I am trying to wrap my head around the plot produced by feature volatilty plot. For example: how is the importance value calculated? Is it a representation of the feature relative abundance? When ranking the important feature, does it mean that at each time point, the most important feature would have the most relative abundance change? And the global mean is relative abundance at each time point?
The feature importances in this context mean the features with the strongest temporal signal. This could mean that they gradually change with time or are strongly predictive of a single timepoint. It is not linked to relative abundance or count, though it could mean a higher or lower abundance at a particular timepoint.

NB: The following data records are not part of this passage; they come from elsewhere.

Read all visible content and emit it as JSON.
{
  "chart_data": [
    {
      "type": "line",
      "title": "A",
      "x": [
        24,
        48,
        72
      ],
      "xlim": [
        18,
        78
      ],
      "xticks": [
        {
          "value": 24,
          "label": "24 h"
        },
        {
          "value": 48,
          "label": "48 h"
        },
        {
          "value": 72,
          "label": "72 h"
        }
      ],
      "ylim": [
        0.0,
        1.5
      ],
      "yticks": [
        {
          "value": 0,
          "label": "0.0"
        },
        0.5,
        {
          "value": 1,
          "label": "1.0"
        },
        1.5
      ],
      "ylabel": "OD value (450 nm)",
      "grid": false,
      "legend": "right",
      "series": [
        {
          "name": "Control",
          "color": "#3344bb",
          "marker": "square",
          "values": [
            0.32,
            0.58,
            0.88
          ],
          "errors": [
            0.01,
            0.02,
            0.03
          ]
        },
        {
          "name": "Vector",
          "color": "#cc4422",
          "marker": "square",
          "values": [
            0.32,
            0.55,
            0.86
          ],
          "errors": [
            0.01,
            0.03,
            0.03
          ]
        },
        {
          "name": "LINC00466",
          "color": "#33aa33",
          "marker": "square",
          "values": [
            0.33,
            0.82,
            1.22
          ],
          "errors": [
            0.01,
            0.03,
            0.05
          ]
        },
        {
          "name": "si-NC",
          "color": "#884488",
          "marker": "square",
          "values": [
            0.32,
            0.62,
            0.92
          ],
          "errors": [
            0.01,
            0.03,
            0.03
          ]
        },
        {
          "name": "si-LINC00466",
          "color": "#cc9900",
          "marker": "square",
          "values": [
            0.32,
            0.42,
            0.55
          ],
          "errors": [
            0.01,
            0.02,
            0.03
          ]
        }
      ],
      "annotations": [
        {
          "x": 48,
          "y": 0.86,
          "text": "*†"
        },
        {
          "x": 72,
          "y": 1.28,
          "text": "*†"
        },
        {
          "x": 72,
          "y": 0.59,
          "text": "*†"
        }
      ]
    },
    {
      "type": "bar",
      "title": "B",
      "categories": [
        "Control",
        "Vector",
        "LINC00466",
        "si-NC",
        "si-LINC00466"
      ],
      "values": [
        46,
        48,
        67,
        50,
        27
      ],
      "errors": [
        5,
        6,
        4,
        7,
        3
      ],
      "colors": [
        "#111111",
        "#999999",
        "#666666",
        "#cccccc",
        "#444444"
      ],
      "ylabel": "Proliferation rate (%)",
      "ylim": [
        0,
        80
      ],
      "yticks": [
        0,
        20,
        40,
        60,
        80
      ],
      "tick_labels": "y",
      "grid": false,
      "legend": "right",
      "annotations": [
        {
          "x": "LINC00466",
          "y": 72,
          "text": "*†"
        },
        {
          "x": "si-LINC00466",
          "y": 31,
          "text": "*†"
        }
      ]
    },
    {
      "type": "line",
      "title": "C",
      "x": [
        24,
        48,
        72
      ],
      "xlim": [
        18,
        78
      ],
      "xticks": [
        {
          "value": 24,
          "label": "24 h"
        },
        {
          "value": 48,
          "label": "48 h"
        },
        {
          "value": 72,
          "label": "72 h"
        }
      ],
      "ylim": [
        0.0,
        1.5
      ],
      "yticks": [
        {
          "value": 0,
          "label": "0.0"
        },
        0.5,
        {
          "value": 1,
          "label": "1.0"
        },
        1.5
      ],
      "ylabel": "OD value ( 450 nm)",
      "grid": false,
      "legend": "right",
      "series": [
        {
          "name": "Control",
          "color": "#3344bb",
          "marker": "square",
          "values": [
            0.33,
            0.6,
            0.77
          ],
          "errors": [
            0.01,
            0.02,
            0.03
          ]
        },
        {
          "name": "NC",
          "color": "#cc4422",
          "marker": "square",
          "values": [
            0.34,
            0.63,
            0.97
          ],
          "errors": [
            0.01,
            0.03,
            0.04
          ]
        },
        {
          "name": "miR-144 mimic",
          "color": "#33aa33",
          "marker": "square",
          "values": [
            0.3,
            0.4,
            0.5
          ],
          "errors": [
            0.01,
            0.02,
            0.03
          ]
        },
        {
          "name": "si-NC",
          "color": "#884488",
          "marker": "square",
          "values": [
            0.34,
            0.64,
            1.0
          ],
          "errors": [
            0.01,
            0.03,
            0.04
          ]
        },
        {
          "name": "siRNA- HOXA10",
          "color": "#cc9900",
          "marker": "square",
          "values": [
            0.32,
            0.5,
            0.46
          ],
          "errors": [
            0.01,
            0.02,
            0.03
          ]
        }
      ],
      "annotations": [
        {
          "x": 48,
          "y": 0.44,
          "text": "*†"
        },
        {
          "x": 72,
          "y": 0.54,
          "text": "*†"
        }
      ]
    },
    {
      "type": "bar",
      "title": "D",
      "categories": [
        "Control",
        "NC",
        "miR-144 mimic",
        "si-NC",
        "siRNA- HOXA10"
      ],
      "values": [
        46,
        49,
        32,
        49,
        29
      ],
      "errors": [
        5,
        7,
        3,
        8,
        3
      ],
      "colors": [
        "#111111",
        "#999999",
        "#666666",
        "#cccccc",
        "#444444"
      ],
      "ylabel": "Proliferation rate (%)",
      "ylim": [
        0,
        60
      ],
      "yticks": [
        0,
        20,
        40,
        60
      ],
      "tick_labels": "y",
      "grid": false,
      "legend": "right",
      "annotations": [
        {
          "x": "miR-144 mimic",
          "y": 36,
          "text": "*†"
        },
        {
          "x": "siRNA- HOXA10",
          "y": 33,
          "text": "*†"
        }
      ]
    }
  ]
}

Yes, relative abundance of that feature at all timepoints in all samples.
Not at all. The supervised regressors used here will be much more sensitive to non-linear relationships between time and feature abundance. You can have a very important feature (i.e., it predicts which time point a sample came from) but that feature’s abundance would have no correlation with time, and the volatility plots produced by this action should give abundant examples of that scenario.
For more info check out the tutorial I linked to above and the wikipedia page on random forests (which is the default supervised regression method used):
Net change and global mean are important metrics for selecting features that you think are important, but neither is going to be useful on its own. These are provided to contextualize the feature importance scores. E.g., a feature may be very important but have very low mean relative abundance so you might not be as interested in that feature if you only care about abundant features.